Whether it was geography/my inability to quickly find dope in a new area, a severe consequence that would temporarily set me straight, or an overdose that put the fear of God in me…when things between heroin and I were no longer working alcohol remained my go-to. I mean, think about it. While heroin took at least a little bit of courting and effort to procure, booze was always there for me wherever I went.

Alcohol was the flashy mistress that I took out on the town and showed off to all of my friends. Heroin was my bitch of a wife that confined me to a one-man party in my apartment. I hated my marriage, yet I knew I would eventually have to go back home someday.

After a period of time, I would always return back to until she ruined my life once again. I would regroup with alcohol, and attempt that same shit over, and over, and over.

I Still Miss Alcohol

Whenever I’m having a typical bad day, or even a good day, and get a craving…it’s never for heroin. Unless I’ve relapsed and am already chasing that damn dragon, the only time I ever crave heroin is when something REALLY bad happens. It has to be so terrible that I am willing to immediately overlook all of the physical and mental turmoil that heroin once brought to my universe.

Alcohol, on the other hand, is another beast entirely.
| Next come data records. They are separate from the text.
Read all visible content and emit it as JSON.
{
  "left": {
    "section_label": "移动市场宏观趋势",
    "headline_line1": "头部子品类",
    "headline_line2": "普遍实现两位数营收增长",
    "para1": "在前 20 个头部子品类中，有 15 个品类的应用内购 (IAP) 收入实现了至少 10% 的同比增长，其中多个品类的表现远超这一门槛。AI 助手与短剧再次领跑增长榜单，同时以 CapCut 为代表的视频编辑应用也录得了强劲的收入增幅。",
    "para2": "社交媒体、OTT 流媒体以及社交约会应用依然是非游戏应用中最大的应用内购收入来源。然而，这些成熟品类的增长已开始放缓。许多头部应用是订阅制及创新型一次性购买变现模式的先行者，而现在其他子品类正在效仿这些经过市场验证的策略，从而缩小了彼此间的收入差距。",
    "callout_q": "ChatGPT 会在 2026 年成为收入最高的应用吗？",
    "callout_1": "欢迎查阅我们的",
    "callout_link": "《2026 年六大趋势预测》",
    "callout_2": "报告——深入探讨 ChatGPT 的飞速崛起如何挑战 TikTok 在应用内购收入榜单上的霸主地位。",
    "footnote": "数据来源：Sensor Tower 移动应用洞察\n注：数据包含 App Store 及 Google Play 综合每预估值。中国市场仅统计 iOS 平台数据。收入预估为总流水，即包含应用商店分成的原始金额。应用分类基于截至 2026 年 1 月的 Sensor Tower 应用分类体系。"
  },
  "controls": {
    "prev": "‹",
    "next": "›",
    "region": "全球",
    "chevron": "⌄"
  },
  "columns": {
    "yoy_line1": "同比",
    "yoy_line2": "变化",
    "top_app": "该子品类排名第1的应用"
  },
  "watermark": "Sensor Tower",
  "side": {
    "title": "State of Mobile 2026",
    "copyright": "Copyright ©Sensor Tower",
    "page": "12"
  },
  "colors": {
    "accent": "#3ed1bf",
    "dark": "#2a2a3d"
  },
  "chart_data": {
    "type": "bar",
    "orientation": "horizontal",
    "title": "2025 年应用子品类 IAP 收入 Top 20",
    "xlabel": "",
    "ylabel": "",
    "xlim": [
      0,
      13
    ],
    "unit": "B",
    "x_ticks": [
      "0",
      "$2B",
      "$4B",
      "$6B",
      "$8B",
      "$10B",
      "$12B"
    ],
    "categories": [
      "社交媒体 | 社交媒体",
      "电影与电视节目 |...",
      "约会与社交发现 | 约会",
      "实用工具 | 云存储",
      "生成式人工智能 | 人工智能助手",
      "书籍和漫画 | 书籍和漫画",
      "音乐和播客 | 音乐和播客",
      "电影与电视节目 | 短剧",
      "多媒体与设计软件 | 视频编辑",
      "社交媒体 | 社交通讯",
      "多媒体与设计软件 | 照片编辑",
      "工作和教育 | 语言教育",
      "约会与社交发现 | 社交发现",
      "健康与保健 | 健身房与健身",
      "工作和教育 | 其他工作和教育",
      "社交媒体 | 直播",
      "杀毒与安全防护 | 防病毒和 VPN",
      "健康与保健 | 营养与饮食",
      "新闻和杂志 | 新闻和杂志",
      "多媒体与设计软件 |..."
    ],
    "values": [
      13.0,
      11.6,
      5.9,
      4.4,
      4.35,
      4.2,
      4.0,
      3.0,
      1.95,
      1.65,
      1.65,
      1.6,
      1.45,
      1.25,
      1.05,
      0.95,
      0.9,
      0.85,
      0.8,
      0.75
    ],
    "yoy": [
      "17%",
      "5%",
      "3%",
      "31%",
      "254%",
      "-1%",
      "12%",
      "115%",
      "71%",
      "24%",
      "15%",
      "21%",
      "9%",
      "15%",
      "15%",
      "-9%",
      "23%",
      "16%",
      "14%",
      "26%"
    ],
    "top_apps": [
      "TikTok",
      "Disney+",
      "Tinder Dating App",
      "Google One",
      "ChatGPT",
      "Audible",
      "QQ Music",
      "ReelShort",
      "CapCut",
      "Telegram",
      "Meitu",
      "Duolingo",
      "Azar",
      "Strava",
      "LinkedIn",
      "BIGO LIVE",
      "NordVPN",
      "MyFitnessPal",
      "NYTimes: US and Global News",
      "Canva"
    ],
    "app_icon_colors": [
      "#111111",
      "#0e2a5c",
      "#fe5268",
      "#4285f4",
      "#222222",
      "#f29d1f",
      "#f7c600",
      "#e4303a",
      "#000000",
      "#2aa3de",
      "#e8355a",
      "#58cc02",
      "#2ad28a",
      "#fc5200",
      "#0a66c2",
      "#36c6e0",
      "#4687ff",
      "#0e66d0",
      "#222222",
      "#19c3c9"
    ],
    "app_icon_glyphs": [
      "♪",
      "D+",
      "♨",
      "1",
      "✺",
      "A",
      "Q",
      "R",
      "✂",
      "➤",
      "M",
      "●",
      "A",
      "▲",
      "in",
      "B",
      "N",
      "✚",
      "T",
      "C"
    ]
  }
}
21 Things That Make Me Crave Alcohol

  1. I’m having a bad day
  2. I’m having a good day
  3. I woke up this morning
  4. Sporting events (TV and Live)
  5. Dating
  6. Driving past bars
  7. Seeing bars on TV
  8. Thinking about bars
  9. Bars
  10. Good weather
  11. Bad weather
  12. Beer commercials
  13. Work
  14. AA Meetings (fucked up isn’t it?)
  15. Alcoholic war stories
  16. Bars
  17. Social Situations
  18. Binge watching television shows
  19. My friends
  20. My family
  21. Bars

I’m THANKFUL For Heroin

That’s right, you heard me correctly. I am so incredibly thankful that God threw a big goddamn boulder called heroin on my already twisted path, and allowed me to live through it. I’ve been to enough funerals to know that more often than not, death circumvents life in the heroin game.

Without heroin I would have never gotten sober. I’d still be drinking my life away somewhere, and if I managed to make it to 50 without blowing my brains out I’d likely find myself engulfed in a cocoon of crippling loneliness that not even the darkest corners of my imagination can even begin to conceptualize.

Heroin gave me my life back.

Dope granted me the luxury of getting sober young. It ended a battle that would’ve both taken decades, and likely ended with the bottle as the victor. Unlike non-addicts, who can go their entire lives as miserable human beings, addiction actually FORCES us to become better people. If we addicts don’t change, practice tolerance, and become the best versions of ourselves that we can be…we literally die. I’ve seen it happen.

The amount of both reverence and gratitude that I have for heroin is almost incomprehensible. It made me who I am. It made me better.

It was through both the ambiguous grace of God and relentless retribution of heroin that I am able to love again today. I don’t know you, and you don’t know me, but I love you…it was drugs that made that possible.